How to Start Journey of Data Science?
How to Start Journey of Data Science?
Introduction
What is data science?
Data science is a multi-disciplinary field that uses scientific methods, processes, algorithms and systems to extract knowledge and insights from structured and unstructured data. Data science is the same concept as data mining and big data: “use the most powerful hardware, the most powerful programming systems, and the most efficient algorithms to solve problems”.
How data science is helpful to mankind?
Data can be used for many purposes:
– quality assurance
– to find actionable patterns (stock trading, fraud detection)
– for resale to your business clients
– to optimize decisions and processes (operations research)
– for investigation and discovery (IRS, litigation, fraud detection, root cause analysis)
– machine-to-machine communication (automated bidding systems, automated driving)
– predictions (sales forecasts, growth, and financial predictions, weather)
Fast delivery is better than extreme accuracy. All data sets are dirty anyway. Find the perfect compromise between perfection and fast return.
Why we should learn data science?
Here are some reasons for learning data science:
1. We live in a digital world, everything is data-driven. There is data science in business, accounting, education, science, engineering, healthcare, technology, energy sector, government, and so on. So having the ability to work with data is an essential skill.
2. Data science is also a very promising field with lots of high paying job opportunities.
3. Basic data science skills are important for personal use, for example managing finance, data-driven decision making, etc.
How can you learn data science at an university?
This are the subject we get to learn in the university
Subject to be covered under data science
Java: — Java applications are typically compiled to bytecode that can run on any Java virtual machine regardless of the underlying computer architecture. The syntax of Java is similar to C and C++, but it has fewer low-level facilities than either of them.
Linux: — Linux is the best-known and most-used open source operating system. As an operating system, Linux is software that sits underneath all of the other software on a computer, receiving requests from those programs and relaying these requests to the computer’s hardware.
R: — R is a programming language and free software environment for statistical computing and graphics supported by the R Foundation for Statistical Computing. The R language is widely used among statisticians and data miners for developing statistical software and data analysis. Polls, data mining surveys, and studies of scholarly literature databases show substantial increases in popularity; as of September 2019, R ranks 19th in the TIOBE index, a measure of popularity of programming language
Python: — python is an interpreted, high-level, general-purpose programming language. Created by Guido van Rossum and first released in 1991, Python’s design philosophy emphasizes code readability with its notable use of significant whitespace. Its language constructs and object-oriented approach aim to help programmers write clear, logical code for small and large-scale projects.
SQL: -SQL which stands for Structured Query Language, is a programming language that is used to communicate with and manipulate databases. In order to get the most of the mounds of data they collect, many businesses must become versed in SQL.

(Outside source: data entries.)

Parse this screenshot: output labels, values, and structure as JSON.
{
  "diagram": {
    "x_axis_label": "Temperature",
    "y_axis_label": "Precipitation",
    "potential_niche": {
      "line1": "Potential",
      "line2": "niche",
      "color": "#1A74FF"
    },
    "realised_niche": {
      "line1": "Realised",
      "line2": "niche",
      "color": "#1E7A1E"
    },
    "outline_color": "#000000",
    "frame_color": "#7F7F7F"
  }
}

NoSQL: -A NoSQL (originally referring to non-SQL, non-relational or not only SQL) database provides a mechanism for storage and retrieval of data which is modelled in means other than the tabular relations used in relational databases.
Conclusion:
With each passing year, the data will only continue to increase and add to the already massive pile of data. It is not possible for traditional BI tools to analyse such a vast volume of unstructured datasets — they demand more advanced and intelligent analytical tools for storing, processing, and analysing data.
Thanks to Data Science, new and exciting possibilities are opening up, continually changing the way we see the world around us. Data Science’s contribution to changing human lives for the better has been immense.
Not just these, Data Science has also contributed immensely to the healthcare sector. Data Science algorithms and applications can be found in Genomics, Drug Development, Medical Image Analysis, Remote Monitoring, to name a few.